Hardt & Negri werfen keinen Blick zurück, sprechen sich sympathischerweise gegen eine Verklärung der Vormoderne aus (vgl. 159ff.), gegen “Nostalgie” für Moderne (vgl. 60) und Nationalstaat (vgl. 344f.). Unklar bleibt, wie weit sie gehen. Zwar ist ihre Kritik richtig, dass der Bezug auf das zu bewahrende Lokale “falsch und schädlich” sei, weil dies “das Problem von der falschen Seite her angeht” und “leicht in eine Art Vorstellung von natürlicher Ordnung kippen” (58) könne, aber ihre Feststellung, es gebe “kein Außen” mehr (vgl. 46, 198ff., 361, 392), ihre Aufforderung, “die Kritik muss einen Standpunkt nicht außerhalb, sondern im Innern der Krise moderner Souveränität einnehmen” (245), kippt selber, und zwar (1) in begeistertes Mitmachen, in das sich Schicken in die ontologische Tendenz und die Notwendigkeit, die “unvermeidliche Beteiligung an den gesellschaftlichen Strukturen, die sich nicht mehr transzendieren lassen” (420); (2) in die unverbindliche realpolitische Empfehlung, “nicht einfach [..] gegen diese Prozesse Widerstand zu leisten, sondern sie umzugestalten und in Richtung auf andere Ziele zu lenken” (13). Geben sie sich mit Kritik nicht zufrieden, werden sie konkret und positiv, dann werden sie banal, indem sie eine “Kraft” fordern, “die nicht nur die destruktiven Fähigkeiten der Menge organisieren kann, sondern mittels der Bestrebungen der Menge auch eine Alternative aufzeigen kann” (226), die sie nur als “wirkliche Alternative” (216) näher bestimmen können. Brav fordern sie aus dem Inneren des Souveräns heraus “das Recht auf eine Weltbürgerschaft” (403ff.), “auf einen sozialen Lohn” (407ff.) und “auf Wiederaneignung” (410ff.), – wenn sie nicht gleich wieder wie eine Lebensreformbewegung und Stefan George von “eine[r] neuen Lebensweise und vor allem eine[r] neue[n] Gemeinschaft” (216) raunen.
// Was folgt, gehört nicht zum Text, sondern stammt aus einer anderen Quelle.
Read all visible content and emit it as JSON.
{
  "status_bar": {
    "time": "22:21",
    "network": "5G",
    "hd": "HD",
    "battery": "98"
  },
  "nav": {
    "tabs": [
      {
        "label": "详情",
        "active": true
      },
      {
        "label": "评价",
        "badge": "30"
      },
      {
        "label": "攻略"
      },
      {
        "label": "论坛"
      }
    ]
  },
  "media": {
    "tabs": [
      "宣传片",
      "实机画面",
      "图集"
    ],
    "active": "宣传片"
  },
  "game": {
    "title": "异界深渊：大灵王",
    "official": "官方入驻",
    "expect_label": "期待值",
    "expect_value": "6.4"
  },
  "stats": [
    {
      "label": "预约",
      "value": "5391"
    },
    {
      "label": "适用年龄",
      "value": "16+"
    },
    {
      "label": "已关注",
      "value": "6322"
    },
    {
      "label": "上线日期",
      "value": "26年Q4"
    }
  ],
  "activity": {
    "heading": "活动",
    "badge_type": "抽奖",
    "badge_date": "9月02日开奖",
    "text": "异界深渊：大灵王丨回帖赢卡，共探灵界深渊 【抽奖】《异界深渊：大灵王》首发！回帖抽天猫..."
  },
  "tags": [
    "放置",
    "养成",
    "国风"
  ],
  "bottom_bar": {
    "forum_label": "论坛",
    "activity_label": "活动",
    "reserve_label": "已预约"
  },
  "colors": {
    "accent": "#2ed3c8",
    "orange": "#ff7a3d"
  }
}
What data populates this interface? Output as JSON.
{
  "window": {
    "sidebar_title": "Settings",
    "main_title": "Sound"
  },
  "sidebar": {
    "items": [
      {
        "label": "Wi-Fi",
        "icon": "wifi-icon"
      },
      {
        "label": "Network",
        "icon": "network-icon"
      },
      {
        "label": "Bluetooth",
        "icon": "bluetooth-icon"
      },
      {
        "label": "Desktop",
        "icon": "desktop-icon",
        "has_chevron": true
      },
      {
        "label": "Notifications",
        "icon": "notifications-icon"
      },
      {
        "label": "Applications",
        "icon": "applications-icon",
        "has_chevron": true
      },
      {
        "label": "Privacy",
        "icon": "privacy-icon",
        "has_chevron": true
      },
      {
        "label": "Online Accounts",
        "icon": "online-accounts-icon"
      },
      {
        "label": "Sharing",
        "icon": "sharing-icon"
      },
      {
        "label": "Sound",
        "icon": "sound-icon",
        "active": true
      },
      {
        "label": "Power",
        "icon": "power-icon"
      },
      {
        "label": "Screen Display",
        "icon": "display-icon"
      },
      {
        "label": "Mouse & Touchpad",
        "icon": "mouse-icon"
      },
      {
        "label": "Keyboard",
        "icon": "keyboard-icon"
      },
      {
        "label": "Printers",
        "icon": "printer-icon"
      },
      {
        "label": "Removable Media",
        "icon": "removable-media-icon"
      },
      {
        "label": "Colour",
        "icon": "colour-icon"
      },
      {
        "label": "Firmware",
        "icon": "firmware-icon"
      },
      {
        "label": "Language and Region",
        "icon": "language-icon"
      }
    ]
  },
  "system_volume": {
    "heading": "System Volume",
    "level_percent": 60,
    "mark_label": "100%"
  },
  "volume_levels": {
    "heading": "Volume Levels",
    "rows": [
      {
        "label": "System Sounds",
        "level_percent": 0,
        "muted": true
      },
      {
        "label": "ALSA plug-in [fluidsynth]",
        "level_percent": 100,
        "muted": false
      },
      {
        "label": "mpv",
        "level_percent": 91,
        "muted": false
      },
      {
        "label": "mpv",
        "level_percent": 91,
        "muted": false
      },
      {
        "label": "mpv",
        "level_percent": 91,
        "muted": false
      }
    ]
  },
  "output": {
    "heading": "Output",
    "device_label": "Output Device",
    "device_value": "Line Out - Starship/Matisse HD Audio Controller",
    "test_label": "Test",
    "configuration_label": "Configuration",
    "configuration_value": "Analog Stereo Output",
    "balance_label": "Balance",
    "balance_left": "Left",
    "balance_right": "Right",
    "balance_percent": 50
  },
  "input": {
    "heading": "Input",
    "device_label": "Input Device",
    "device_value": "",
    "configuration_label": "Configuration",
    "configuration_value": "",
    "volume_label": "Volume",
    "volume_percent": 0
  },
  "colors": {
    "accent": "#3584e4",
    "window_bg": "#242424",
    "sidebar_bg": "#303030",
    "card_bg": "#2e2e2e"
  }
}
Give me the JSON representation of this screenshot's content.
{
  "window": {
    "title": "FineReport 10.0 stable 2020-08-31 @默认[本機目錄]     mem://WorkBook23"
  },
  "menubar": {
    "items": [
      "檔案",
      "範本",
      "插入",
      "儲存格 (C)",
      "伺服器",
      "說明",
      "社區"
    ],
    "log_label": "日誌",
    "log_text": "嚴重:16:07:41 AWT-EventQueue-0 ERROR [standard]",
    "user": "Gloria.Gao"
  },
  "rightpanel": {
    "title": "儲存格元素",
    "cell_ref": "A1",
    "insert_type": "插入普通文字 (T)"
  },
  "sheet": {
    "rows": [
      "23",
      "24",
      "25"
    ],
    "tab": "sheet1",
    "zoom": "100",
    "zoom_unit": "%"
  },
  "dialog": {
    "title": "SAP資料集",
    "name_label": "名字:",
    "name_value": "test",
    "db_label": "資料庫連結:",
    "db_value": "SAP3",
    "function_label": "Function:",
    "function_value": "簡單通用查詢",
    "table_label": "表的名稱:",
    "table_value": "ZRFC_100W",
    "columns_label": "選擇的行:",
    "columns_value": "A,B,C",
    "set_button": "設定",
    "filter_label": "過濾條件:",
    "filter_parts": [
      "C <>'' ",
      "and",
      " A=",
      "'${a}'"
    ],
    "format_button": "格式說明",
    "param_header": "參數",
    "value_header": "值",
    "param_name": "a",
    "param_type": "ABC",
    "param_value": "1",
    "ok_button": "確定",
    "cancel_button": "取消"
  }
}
Sie kritisieren die sich immer wieder durchsetzende Eingebundenheit oppositioneller politischer Bewegungen. Aber die Analyse von sich verkehrender Revolte und immer stärkerer und umfassenderer Einbindung und Vergesellschaftung führt sie nicht zu einem pessimistischen, sondern zu einem optimistischen Fatalismus. Allerorten finden sie “subversive[s] Potenzial” (142), eine “potenzielle Revolte” (44) gar; affirmieren sie die Eingebundenheit, weil es die Entwicklung zu durchlaufen gelte und bejahen die Opfer, die sie von hoher Warte in die geschichtliche Entwicklung werfen, wenn sie wissen, dass “diese Bewegungen [..] oftmals mit schrecklichem Leid erkauft” würden (404). Aber da muss man durch; sie müssen das Opfer nicht bringen. An diesem Punkt  der Entwicklung von »Empire« wird ihre Analyse hinfällig, denn wie jeder souveräne Theoretiker verfügen auch sie über zwei Versionen von der Wirklichkeit, wissen sie darum, wie es eigentlich stehe. Es sei nämlich nicht so, wie es aussieht; “in Wirklichkeit nämlich kann die imperiale Macht die Menge nicht mehr im Zaum halten” (223, m.Hv.).

III.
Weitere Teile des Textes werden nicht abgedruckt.